Monday, November 7, 2011

The Time Tree




We have this maple tree in our back yard. When we moved in to our house in April of 2009, we were struck by how mature it was. How tall it was and long it’s branches were.

It’s become a symbol of time for us since we moved in.

We love it in the summer. It provides the shade that is necessary in the sweltering Chicago summers so Brady can play outside. Its long sturdy branches are strong enough to hold a swing that Brady migrates to the minute we go outside. The shade provides our back deck with a place to enjoy the cool breeze as we sit drinking beer, reading a good book and watching as Brady explores the yard.

And the colors…the tree is magical. It transforms overnight. Going from green, to gold to this beautiful red that screams fall is here. I swear it happened this weekend. One day it was gold and green and the next morning it was full of beautiful dark red leaves.

Those leaves …they have to be raked. The first fall, I distinctly remember my mama going outside and giving a landscaping company cleaning up leaves next door $50 to do ours. We had a two week old. We had a new business. We had too much on our plates to deal with the leaves.

Last year, we raked. A lot of us raked. Family came a bit early and the day of Brady’s 1st Birthday party, Glenn and I and my parents were out there raking the leaves. We did it because we had too…so people had a place to stand, kids a place to run and so that our backyard could be a social spot.

This year was different. It was about my boys and the leaves. The boys raked on Saturday and by Sunday it was like it never happened. This cycle goes on wash, lather, rinse, repeat daily for weeks. Some days we shake our heads as we walk from our garage in to our house not believing that this one tree has this many leaves and that the cycle must be repeated. Some days I watch as the wind from the east blows the leaves in to tour neighbor’s yard leaving a few less for us to rake.

But truth be told, this old tree means a lot to me. Those leaves are helping me make memories.

I watch as a two year old gets to be like dad and rake, even if he is undoing piles already created.

I capture him after he jumped in to the pile because that it what you are supposed to do.

And with every handful he scoops in to the bag, I watch as this tree symbolizes another year and time that is passing by.

Thursday, November 3, 2011

Cate {What a Difference a Month Makes} 2 Months




Our sweet Cate is two months old.

Hello November! How did you sneak up on us so fast?
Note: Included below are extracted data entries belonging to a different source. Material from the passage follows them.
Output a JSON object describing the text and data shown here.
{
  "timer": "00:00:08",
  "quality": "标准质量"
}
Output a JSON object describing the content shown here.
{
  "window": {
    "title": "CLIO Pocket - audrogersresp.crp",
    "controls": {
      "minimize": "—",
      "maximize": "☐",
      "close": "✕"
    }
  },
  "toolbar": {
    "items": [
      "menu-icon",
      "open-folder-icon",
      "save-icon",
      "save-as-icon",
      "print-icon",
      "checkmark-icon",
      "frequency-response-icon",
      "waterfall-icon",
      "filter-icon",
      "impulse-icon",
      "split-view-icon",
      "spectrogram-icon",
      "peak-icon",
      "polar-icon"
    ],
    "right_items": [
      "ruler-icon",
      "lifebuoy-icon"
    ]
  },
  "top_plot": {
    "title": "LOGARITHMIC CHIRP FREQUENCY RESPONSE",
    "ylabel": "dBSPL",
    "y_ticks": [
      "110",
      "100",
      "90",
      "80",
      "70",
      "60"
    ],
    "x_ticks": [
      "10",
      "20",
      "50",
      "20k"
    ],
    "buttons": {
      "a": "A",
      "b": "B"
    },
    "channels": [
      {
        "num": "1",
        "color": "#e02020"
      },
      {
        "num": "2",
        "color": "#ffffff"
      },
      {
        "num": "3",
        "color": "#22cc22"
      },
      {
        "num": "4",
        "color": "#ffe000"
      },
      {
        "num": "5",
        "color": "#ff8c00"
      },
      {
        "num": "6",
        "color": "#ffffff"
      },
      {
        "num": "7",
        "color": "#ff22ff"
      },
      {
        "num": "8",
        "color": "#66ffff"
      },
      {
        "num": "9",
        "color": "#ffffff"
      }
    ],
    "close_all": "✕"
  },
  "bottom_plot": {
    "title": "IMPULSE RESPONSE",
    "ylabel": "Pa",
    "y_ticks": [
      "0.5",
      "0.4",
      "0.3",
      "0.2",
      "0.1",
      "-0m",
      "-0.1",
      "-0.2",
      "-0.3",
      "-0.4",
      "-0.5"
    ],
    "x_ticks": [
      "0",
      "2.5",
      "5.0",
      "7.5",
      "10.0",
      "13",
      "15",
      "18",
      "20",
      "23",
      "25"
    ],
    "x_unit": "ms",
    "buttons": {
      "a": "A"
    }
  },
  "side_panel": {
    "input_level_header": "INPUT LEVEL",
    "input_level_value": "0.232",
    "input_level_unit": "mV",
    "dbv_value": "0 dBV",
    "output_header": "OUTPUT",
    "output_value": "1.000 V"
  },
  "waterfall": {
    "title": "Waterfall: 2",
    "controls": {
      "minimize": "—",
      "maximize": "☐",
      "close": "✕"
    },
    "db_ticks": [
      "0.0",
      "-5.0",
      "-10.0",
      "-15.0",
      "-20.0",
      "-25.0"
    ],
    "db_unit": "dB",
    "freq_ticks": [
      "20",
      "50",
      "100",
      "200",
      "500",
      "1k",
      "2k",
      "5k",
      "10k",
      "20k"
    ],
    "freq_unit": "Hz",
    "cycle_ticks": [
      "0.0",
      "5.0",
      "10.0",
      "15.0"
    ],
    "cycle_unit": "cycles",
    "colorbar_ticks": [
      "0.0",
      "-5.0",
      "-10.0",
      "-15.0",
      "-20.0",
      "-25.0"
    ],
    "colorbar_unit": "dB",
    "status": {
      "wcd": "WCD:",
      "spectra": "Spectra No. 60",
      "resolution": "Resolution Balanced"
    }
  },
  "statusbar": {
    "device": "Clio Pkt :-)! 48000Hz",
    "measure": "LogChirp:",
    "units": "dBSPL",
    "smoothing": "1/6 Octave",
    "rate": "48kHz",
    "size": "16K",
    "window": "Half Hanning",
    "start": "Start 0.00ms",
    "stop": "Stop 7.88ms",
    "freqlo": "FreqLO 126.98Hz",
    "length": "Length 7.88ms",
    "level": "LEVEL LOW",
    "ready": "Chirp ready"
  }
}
Hello my return to work at the end of this month! {Insert panic here}

Let me tell you what I know about her after another month… she is a mama’s girl. She wants her mama ALL THE TIME. I would be lying if I tell you I don’t love it. Sweet thing just wants to view the world off my shoulder. Sure there are moments, I would like have some else hold her, soothe her and console her but most times I cherish the quiet understanding we have of one another as we rock on the glider or walk the neighborhood.

Girlfriend will smile…but it takes some work. She is a serious baby- kind of like her mama, so I can’t be upset that it takes a lot to get her to grin. Those smiles are coming with more frequency and I think she is stingy with them because when she does smile, which is hard to capture, but it is huge!

All things considered she is a great sleeper. (Please don’t let this statement jinx it). She will take a bottle around 9:00 and be in her crib by 9:30. (Thanks to her reflux, feeding takes on a whole new amount of time). She will usually sleep until 3:30. She eats QUICKLY and goes back to sleep until 6:30 or so. One more quick feeding and she is back to sleep until 9:00am. I am so grateful that she is such a good sleeper but I have to admit I find myself rocking her a little longer each night because I know those middle of the night moments will be ending so soon.

We are “managing” the reflux the best we can. People who call reflux the devil’s serum aren’t kidding. If you have or ever had a child with reflux, I get what you were trying to tell me. It is agonizing and painful. It is so hard to watch her try to swallow, scream in pain and be upset. The gurgling in her belly makes my stomach hurt.

Her hips...well they are still loose. More on that at four months. The initial ultrasound showed the bone length was normal but the spacing abnormal so we wait...

The blocked tear duct requires some massaging. We hope it will correct itself or she will have to have a surgery to fix it.